Gdzieś w Puszczy Augustowskiej |
Drewniany kościół Św. Magdaleny w Mikaszówce |
Obecnie Kanał znajduje się na terenie dwóch krajów: naszego oraz Białorusi (14 śluz po stronie polskiej, jedna w pasie granicznym i trzy po stronie białoruskiej). Jego całkowita długość to ponad 103 km, a na jego szlaku znajduje się 12 jezior. Najwyższa różnica poziomów wody między zbiornikami to 9,8 m. Tyle jeśli chodzi o fakty.
Przejście graniczne na Kanale Augustowskim |
Okolice Kanału to głównie tereny Puszczy Augustowskiej. Tak więc przez większość czasu intensywna zieleń i cień drzew mnie nie opuszczały. Cieszyło mnie to ogromnie bo z nieba lał się żar. Dopiero później, płynąć w kierunku rozlewisk Biebrzy, lasy ustępują miejsca terenom podmokłym i łąkom. Po kanale pływają statki Żeglugi Augustowskiej, których nie dane mi było zobaczyć, no i oczywiście kajakarze. To przecież piękny szlak wodny, może jeden z najładniejszych w kraju.

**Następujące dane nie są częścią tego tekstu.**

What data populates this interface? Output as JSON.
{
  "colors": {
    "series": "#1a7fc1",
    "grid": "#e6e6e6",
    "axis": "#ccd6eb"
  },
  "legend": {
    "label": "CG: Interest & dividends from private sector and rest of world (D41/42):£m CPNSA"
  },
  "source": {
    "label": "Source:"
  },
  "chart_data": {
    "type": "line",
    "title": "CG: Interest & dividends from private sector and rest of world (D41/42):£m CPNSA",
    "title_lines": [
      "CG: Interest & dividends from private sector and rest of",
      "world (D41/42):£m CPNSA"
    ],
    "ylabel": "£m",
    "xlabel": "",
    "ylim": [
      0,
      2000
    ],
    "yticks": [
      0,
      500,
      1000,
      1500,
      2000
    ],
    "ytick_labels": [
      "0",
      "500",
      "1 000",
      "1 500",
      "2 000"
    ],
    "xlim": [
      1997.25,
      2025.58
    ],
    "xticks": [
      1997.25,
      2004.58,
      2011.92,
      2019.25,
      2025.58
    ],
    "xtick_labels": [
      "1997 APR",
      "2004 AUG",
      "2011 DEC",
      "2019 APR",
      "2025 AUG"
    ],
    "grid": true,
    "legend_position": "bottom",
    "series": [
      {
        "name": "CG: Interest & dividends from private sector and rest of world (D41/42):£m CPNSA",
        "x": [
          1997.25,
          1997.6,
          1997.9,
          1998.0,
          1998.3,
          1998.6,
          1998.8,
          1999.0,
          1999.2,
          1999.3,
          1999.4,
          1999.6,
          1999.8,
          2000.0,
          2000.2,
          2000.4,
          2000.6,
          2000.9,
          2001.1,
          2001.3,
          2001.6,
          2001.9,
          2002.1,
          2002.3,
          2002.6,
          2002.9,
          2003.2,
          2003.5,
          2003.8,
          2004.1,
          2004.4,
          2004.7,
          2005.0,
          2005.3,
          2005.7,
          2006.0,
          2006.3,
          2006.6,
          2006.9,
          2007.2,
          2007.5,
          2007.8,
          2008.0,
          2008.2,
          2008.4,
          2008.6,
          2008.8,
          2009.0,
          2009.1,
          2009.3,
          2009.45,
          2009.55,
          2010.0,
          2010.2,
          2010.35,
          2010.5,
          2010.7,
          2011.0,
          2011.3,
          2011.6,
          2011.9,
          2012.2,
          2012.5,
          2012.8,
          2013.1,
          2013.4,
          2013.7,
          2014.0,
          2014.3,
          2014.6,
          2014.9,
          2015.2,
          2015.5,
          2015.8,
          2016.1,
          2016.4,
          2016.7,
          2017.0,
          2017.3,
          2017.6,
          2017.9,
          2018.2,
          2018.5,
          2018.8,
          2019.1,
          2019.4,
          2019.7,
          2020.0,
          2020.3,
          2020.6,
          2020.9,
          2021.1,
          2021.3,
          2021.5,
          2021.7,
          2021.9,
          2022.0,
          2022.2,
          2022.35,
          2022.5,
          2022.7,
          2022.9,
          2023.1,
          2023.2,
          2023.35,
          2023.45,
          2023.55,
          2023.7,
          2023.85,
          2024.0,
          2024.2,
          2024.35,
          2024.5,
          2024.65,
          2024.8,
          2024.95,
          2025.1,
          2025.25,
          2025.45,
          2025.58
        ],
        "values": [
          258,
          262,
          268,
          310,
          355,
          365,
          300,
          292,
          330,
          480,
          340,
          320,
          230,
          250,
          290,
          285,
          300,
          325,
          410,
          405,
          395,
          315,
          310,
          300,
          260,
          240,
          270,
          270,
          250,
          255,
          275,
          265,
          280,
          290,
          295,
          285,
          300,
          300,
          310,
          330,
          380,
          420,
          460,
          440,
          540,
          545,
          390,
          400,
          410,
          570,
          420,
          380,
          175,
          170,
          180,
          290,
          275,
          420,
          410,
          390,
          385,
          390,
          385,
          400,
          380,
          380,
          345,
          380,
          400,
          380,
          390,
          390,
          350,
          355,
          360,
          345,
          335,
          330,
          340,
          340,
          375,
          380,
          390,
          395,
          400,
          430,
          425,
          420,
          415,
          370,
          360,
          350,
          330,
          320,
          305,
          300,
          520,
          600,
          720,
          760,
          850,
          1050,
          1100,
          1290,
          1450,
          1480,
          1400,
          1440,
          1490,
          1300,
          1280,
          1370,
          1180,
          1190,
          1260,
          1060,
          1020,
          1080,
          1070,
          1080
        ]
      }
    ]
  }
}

Nocleg u zbiegu Kanału Augustowskiego i Biebrzy |
Warto przejechać się nieco wzdłuż kanału, zobaczyć chociaż kilka z 18 śluz i dotrzeć do Rudawki, pod samą granicę z Białorusią, gdzie koniecznie należy wpaść do baru na pierogi. Nawet w sierpniu, w pełni sezonu wakacyjnego można tam spokojnie wypocząć z dala od tłumów.